OMR

Aldo Chaparro

22 Apr - 24 May 2008

© Aldo Chaparro
Puta, 2008
Black carpet.
150 x 200 cm.
ALDO CHAPARRO
"It must be nice to disappear."

Disappearance as a possibility for the future, as atonement for a progress without return: this is the sentiment that permeates Vanishing Act, the Lou Reed song from which Aldo Chaparro (Lima, Peru 1965) derives the name of his current exhibit. The sentiment similarly permeates the approach Chaparro takes in his work as an artist, as he constantly tries to erase the borders traditionally imposed between disciplines, and to generate a discourse by juxtaposing external elements with the values intrinsic to art.
Pop music, neon advertisements, posters, Robert Indiana's iconic piece: all shape our imaginary and our memory. Chaparro resorts to these fragments the better to express an identity warehoused within the feelings and unmediated reactions they awake in us.

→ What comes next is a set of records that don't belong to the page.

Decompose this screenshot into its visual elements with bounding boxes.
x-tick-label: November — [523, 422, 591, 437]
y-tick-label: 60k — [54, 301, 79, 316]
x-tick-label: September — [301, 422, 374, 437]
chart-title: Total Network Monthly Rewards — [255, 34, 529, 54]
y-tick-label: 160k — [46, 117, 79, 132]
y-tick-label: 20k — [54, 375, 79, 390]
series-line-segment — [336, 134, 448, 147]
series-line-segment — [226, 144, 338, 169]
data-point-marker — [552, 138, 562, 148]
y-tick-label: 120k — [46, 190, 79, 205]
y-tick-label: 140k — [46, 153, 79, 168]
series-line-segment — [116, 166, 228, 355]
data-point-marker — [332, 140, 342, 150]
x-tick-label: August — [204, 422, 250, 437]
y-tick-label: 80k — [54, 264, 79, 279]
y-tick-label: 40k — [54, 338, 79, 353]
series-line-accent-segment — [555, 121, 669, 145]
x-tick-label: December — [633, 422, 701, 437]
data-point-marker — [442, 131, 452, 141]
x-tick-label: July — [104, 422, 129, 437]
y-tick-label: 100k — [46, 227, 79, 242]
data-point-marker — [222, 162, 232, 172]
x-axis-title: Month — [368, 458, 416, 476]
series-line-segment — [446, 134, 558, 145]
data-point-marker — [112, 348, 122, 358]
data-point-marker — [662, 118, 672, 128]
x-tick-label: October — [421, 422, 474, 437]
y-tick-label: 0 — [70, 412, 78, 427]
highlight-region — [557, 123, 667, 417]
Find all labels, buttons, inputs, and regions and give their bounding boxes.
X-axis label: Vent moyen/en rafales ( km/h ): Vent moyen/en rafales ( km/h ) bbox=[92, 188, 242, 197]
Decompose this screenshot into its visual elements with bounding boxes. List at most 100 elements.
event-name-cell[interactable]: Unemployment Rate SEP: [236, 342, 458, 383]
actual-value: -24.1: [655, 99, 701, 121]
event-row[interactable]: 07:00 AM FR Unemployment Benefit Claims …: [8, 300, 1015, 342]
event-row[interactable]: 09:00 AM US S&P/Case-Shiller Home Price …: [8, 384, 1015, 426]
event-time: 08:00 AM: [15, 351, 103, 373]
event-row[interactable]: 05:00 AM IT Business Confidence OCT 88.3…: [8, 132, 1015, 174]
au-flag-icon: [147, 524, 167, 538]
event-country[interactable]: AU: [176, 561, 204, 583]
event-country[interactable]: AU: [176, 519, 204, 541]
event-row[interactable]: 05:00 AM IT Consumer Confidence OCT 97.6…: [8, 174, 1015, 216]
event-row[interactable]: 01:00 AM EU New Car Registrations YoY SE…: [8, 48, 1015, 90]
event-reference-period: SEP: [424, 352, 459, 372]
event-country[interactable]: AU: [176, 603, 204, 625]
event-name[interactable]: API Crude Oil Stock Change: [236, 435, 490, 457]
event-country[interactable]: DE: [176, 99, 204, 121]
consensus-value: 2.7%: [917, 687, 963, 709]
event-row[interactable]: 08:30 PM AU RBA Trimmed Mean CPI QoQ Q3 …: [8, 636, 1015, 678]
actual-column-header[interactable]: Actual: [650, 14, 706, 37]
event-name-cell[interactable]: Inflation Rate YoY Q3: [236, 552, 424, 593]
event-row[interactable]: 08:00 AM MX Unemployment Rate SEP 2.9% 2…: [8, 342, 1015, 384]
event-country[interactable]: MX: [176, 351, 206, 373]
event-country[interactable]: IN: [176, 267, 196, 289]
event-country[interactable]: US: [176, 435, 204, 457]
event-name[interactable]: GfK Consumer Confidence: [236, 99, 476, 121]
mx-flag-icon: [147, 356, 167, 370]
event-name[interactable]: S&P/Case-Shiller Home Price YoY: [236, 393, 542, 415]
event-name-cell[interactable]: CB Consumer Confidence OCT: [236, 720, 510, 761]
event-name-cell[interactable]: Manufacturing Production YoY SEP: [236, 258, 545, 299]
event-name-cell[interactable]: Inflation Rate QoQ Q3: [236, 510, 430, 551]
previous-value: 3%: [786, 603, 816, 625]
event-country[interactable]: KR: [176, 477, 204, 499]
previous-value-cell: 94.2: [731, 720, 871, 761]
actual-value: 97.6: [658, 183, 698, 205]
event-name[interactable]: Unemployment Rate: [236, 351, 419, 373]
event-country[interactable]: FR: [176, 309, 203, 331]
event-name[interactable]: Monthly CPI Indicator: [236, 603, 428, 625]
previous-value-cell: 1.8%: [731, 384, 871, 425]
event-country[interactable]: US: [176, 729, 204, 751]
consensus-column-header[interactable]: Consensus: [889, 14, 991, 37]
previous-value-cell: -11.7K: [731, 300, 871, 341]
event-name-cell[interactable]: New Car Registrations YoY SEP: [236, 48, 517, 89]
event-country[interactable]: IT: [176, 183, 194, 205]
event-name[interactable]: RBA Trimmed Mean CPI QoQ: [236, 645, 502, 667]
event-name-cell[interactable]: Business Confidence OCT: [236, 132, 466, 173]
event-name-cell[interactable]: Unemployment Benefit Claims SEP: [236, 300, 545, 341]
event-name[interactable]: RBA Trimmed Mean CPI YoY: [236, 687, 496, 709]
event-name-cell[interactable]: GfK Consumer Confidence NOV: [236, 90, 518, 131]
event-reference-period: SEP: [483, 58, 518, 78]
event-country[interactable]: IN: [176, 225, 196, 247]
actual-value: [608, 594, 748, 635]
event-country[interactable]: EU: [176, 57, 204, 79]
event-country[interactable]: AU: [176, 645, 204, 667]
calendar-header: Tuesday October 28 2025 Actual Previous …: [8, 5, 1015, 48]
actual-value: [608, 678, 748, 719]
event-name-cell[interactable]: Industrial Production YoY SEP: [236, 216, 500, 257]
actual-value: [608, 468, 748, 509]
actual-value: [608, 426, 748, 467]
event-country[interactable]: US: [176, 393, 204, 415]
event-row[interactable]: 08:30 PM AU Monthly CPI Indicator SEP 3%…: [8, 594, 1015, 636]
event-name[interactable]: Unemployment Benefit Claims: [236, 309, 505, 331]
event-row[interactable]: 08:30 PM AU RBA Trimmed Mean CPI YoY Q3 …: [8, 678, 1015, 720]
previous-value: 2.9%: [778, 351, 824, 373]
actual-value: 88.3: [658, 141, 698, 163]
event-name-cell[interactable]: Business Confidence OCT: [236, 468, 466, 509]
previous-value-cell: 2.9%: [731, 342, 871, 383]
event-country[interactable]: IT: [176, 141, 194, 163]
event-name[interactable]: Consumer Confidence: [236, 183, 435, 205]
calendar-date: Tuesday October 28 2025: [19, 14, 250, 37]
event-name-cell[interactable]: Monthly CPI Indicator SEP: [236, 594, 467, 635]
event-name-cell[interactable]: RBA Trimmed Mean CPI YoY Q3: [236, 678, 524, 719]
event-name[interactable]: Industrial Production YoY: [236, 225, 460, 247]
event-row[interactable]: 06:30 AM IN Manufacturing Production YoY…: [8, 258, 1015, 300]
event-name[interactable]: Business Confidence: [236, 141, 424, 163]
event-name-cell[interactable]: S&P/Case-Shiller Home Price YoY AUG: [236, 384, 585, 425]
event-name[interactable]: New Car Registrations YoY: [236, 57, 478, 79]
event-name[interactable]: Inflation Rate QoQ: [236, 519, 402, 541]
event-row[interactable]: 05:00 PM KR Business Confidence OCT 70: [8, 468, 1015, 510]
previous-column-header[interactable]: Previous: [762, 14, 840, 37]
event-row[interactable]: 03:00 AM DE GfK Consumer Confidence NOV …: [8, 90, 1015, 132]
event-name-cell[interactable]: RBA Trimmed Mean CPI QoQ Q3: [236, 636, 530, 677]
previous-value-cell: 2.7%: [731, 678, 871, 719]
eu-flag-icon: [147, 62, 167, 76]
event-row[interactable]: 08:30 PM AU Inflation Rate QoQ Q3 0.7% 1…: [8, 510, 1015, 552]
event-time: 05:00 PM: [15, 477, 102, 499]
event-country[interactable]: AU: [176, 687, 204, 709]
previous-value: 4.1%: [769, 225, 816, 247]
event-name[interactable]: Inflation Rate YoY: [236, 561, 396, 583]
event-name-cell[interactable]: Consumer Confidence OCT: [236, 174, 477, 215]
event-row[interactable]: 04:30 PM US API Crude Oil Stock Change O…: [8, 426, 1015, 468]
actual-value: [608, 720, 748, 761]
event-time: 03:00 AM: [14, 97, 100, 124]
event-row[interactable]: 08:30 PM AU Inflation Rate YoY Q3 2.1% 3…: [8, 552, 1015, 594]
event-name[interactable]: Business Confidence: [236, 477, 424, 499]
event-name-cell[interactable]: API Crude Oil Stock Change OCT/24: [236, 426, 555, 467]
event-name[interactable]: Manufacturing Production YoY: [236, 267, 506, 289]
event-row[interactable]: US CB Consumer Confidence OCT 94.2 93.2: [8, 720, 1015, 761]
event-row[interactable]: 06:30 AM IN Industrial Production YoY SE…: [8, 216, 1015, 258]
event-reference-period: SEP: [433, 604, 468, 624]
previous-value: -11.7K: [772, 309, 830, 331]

As a gesture that could be understood in relation to the Bergsonian concept of memory – in the sense of perceptual movement that translates pure memory into definite action – the activation of these disciplines, of these various cultural referents, is like that first unconscious memory in which everything floats by, impossible to distinguish, until individual images come into focus, becoming clear before our eyes.
This movement – which begins with general perception and its division into elements, and arrives ultimately at a definitive act of selection congruent with the terms of discourse – is the distinctive characteristic of Aldo Chaparro's work, which seeks to give new meaning to the cultural events that immerse us in the sea of information of everyday life.